Hillary Clinton et Lloyd Blankfein, directeur général de Goldman Sachs, lors d'un discours dans le cadre d'une rencontre organisée par la Fondation Clinton. [Shannon Stapleton - Reuters]
Hillary Clinton et Lloyd Blankfein, directeur général de Goldman Sachs, lors d'un discours dans le cadre d'une rencontre organisée par la Fondation Clinton. [Shannon Stapleton - Reuters]
Le site WikiLeaks a publié samedi trois discours rémunérés d'Hillary Clinton, payés par la banque Goldman Sachs, jetant une lumière crue sur les liens de la candidate démocrate à la présidentielle américaine avec les principaux acteurs de Wall Street.

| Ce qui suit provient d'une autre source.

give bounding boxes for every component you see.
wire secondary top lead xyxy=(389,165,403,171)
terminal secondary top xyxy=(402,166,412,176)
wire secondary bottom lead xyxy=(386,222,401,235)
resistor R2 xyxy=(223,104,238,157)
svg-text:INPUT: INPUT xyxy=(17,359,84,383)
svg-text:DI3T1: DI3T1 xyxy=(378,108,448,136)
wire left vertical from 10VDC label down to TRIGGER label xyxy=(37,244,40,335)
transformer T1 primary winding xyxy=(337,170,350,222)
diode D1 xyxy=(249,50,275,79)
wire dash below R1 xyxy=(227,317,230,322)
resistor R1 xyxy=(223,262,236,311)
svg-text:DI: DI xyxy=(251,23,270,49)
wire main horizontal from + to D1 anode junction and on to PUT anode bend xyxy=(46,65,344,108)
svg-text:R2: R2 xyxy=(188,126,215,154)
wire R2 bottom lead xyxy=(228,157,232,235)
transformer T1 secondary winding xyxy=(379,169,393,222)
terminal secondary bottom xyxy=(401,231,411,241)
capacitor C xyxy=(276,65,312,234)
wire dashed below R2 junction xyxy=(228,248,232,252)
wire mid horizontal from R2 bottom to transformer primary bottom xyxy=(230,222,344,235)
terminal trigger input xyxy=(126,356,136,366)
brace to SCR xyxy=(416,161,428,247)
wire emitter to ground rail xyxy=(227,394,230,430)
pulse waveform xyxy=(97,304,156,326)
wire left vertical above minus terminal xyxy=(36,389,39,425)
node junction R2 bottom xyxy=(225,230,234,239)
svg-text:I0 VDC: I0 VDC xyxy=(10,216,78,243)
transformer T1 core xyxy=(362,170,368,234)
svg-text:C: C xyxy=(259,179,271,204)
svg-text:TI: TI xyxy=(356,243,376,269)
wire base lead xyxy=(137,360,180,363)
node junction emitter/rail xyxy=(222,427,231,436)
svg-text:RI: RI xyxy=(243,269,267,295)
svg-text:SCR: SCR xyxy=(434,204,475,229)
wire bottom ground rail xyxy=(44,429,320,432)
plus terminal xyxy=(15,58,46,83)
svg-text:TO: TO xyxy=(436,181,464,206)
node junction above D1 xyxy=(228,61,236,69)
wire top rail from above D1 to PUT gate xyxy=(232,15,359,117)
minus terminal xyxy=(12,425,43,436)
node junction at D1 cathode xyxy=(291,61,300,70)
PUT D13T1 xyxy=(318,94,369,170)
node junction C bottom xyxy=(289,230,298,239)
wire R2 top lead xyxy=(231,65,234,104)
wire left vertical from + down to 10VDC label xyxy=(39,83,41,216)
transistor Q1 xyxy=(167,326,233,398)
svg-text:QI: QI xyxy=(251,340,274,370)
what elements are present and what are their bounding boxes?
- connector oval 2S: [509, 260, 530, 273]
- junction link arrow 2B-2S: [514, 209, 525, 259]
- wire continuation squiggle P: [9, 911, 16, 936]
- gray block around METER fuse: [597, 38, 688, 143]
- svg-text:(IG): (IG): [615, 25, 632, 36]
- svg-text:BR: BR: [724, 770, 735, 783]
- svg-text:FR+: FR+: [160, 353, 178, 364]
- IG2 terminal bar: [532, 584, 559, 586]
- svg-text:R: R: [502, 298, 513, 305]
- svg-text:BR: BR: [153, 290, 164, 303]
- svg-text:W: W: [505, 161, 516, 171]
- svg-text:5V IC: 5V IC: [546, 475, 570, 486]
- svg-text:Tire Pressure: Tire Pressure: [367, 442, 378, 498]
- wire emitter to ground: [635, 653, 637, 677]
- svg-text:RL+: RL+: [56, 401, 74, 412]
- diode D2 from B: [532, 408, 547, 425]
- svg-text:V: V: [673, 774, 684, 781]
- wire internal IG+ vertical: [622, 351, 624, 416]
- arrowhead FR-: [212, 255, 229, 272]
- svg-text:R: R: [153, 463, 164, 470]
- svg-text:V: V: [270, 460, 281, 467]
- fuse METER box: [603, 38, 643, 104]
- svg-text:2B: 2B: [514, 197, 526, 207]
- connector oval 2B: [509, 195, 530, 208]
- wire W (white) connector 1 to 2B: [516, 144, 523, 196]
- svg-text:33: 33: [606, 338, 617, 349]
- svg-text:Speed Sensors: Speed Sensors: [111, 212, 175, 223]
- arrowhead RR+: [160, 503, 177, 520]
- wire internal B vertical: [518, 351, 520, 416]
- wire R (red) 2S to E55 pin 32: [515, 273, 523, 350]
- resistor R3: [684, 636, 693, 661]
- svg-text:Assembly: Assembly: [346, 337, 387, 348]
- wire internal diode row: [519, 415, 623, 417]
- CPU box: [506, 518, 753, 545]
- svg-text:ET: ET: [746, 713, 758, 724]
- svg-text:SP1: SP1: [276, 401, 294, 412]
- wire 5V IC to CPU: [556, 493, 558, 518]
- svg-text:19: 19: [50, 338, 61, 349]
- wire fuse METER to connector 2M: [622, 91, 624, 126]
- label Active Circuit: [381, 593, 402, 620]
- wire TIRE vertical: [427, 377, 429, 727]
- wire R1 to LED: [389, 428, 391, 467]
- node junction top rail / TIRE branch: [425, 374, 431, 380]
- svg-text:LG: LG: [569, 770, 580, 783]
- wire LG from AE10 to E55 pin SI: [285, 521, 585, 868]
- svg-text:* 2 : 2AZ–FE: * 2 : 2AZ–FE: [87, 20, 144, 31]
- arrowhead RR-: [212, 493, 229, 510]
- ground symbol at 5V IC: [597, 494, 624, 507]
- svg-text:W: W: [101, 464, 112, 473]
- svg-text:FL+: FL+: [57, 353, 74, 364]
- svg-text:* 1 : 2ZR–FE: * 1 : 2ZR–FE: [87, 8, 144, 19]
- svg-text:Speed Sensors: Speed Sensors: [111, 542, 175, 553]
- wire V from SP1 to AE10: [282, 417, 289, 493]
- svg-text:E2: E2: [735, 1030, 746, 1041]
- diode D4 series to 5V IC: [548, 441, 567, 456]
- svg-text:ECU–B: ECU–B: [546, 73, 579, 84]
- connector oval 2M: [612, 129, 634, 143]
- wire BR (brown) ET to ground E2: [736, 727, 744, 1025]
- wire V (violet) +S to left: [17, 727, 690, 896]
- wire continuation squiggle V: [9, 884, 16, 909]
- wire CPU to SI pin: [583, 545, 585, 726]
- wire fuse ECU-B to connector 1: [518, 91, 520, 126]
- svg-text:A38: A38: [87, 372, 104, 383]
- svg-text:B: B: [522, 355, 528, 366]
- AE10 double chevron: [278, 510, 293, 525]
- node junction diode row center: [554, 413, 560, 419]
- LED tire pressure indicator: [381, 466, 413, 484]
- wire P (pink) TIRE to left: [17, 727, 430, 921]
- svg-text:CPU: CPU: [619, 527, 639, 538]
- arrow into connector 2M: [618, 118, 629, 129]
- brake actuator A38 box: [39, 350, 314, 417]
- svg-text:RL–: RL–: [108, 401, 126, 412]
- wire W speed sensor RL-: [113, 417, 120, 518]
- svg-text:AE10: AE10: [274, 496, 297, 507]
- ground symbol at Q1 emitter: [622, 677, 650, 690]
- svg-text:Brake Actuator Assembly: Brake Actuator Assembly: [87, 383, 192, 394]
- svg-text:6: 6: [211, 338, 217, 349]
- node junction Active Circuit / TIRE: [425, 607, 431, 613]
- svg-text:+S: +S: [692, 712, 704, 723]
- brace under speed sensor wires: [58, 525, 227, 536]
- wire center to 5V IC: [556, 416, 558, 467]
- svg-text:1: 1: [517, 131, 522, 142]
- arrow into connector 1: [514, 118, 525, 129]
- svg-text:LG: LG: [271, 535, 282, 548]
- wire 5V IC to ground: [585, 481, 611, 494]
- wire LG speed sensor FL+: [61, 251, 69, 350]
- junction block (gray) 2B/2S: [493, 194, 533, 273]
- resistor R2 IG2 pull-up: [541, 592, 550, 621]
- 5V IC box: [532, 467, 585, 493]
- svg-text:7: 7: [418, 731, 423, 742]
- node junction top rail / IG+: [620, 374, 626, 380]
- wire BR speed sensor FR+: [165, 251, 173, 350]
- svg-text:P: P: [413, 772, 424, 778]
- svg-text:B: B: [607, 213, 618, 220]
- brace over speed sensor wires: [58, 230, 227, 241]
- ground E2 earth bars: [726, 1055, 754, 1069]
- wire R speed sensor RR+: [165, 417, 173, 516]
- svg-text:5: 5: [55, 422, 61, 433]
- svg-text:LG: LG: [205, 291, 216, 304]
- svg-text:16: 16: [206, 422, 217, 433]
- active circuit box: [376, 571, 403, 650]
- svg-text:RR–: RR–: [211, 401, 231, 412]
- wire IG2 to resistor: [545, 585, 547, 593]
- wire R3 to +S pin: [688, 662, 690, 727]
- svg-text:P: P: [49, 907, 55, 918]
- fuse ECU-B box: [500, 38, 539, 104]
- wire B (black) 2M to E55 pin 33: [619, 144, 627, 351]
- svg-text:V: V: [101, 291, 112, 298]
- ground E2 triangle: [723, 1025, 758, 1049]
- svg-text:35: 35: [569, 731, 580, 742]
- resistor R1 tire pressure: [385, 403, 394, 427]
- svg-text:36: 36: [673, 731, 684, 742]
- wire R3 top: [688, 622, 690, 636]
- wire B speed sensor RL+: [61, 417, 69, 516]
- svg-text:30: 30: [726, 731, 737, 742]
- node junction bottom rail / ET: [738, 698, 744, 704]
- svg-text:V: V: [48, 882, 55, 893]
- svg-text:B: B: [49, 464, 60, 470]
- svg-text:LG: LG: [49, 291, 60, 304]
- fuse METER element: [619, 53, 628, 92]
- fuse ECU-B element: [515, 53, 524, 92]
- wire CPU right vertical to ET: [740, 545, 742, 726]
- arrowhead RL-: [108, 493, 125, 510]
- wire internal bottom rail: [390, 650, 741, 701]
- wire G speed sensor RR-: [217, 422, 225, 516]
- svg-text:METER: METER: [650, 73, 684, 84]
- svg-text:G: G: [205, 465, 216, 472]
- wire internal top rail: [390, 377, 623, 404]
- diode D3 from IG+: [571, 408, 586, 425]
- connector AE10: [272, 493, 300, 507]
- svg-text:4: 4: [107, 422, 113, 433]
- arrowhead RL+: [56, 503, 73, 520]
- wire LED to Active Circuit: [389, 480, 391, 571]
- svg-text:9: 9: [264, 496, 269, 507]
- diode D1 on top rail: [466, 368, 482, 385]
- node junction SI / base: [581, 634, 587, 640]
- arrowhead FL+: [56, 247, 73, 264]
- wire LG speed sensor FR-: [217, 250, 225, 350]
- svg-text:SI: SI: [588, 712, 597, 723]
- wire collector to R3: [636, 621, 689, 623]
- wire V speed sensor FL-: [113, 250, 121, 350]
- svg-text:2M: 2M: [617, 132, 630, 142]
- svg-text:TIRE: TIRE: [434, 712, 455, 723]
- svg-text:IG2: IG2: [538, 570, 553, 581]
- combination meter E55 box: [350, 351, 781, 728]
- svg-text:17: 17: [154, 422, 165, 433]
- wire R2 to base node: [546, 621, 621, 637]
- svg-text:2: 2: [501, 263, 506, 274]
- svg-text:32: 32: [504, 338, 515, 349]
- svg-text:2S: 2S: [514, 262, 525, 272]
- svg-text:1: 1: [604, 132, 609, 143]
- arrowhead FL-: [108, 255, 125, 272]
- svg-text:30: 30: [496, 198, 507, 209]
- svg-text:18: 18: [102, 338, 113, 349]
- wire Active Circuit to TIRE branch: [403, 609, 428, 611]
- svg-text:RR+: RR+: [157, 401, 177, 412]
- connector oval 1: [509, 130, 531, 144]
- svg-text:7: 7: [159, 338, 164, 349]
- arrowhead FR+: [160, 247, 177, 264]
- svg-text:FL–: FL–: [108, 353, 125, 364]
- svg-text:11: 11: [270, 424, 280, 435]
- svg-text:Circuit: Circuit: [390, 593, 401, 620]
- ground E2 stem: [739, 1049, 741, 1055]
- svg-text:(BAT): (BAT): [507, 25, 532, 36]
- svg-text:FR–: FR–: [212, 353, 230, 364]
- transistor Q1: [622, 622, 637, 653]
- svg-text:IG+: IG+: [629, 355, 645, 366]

L'équipe de campagne d'Hillary Clinton n'a pas contesté l'authenticité de ces documents, subtilisés par WikiLeaks dans les courriels de John Podesta, le président de campagne de la candidate démocrate.

Wikileaks accusé d'aider Trump

Elle a cependant accusé le gouvernement russe d'être responsable de ces fuites - un point de vue partagé par le gouvernement américain - et WikiLeaks d'aider le rival d'Hillary Clinton, le républicain Donald Trump, dans la course à la Maison Blanche.

La tonalité de ces discours montre les opinions d'Hillary Clinton sur les réglementations financières, sur ses relations avec le président russe Vladimir Poutine et sur les effets négatifs de précédentes fuites de WikiLeaks sur la politique extérieure américaine, pas radicalement différentes de ses récentes prises de position, mais plus directes.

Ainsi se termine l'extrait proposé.